There are obvious situation where GAP coverage doesn’t pay the entire loan value such as delinquent payments, a vehicle refinance, and even more super obviously late fees on loan payments.  Most auto dealers neglect to inform buyers of GAP coverage of these holes in the coverage and buyers are very often shocked when the end up in collections for these types of fees or gaps in coverage.

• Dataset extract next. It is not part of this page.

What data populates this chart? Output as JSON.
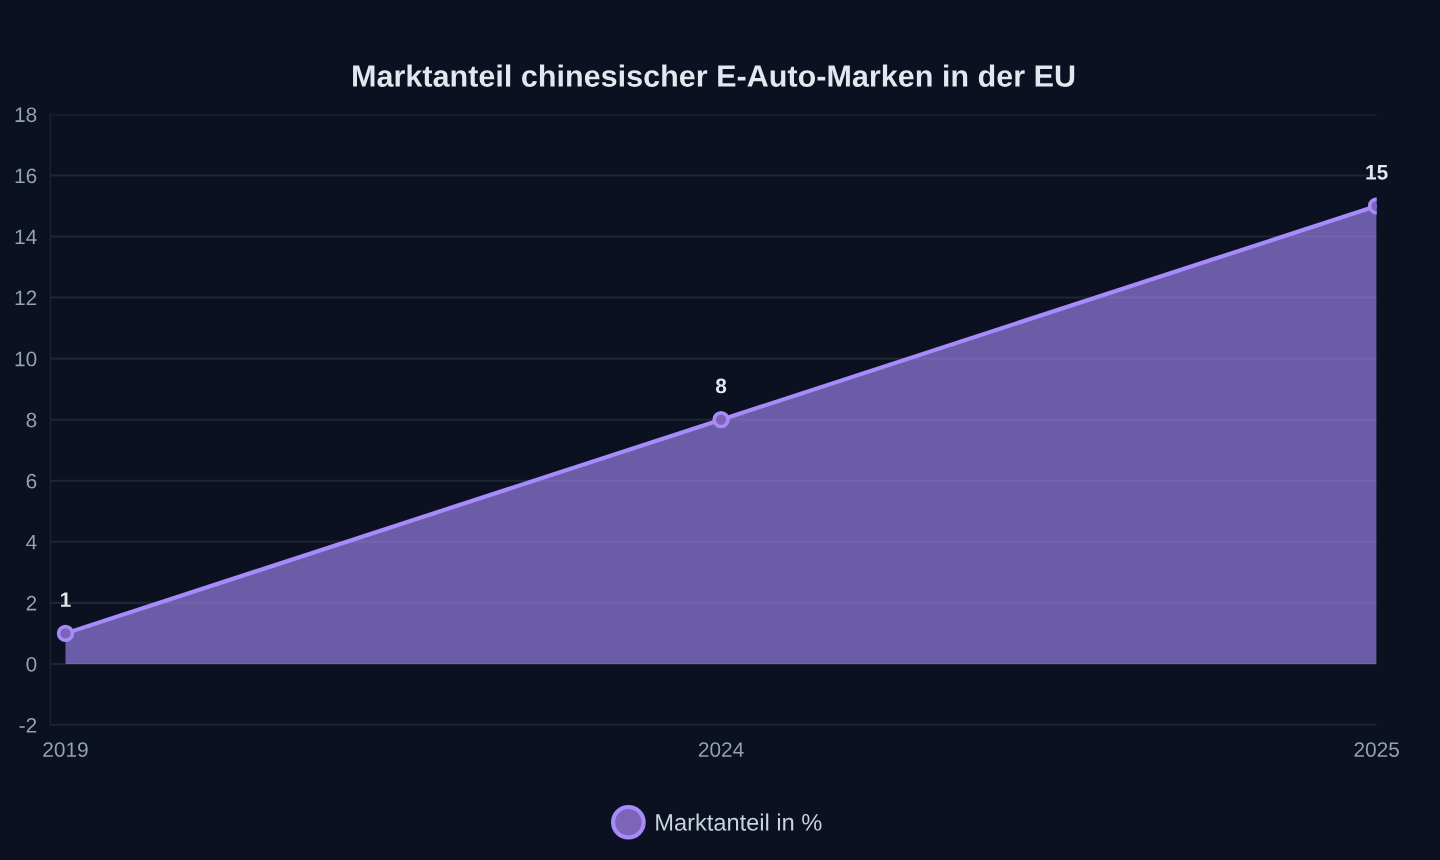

Certain states require auto lenders to include GAP coverage into the lease which mean you have no choice.  Auto buyers in these states (including New York) need to be aware of this as many auto dealers still attempt to include a second GAP policy to rip you off.

Total Loss Coverage

Another relatively new related coverage is Total Loss Coverage which is very similar to GAP coverage but instead simply offers an amount usually $5000 towards the purchase of a new car.  It does not cover the negative equity on an auto loan which means that the half of the 5k could easily go to the replacement costs from the old loan.  However on older loans if there is not negative equity it would be a better investment.  The trick is to guess when your car is going to get totaled or stolen which of course is impossible and thus would mean a cautious person should buy GAP coverage and not Total Loss Coverage.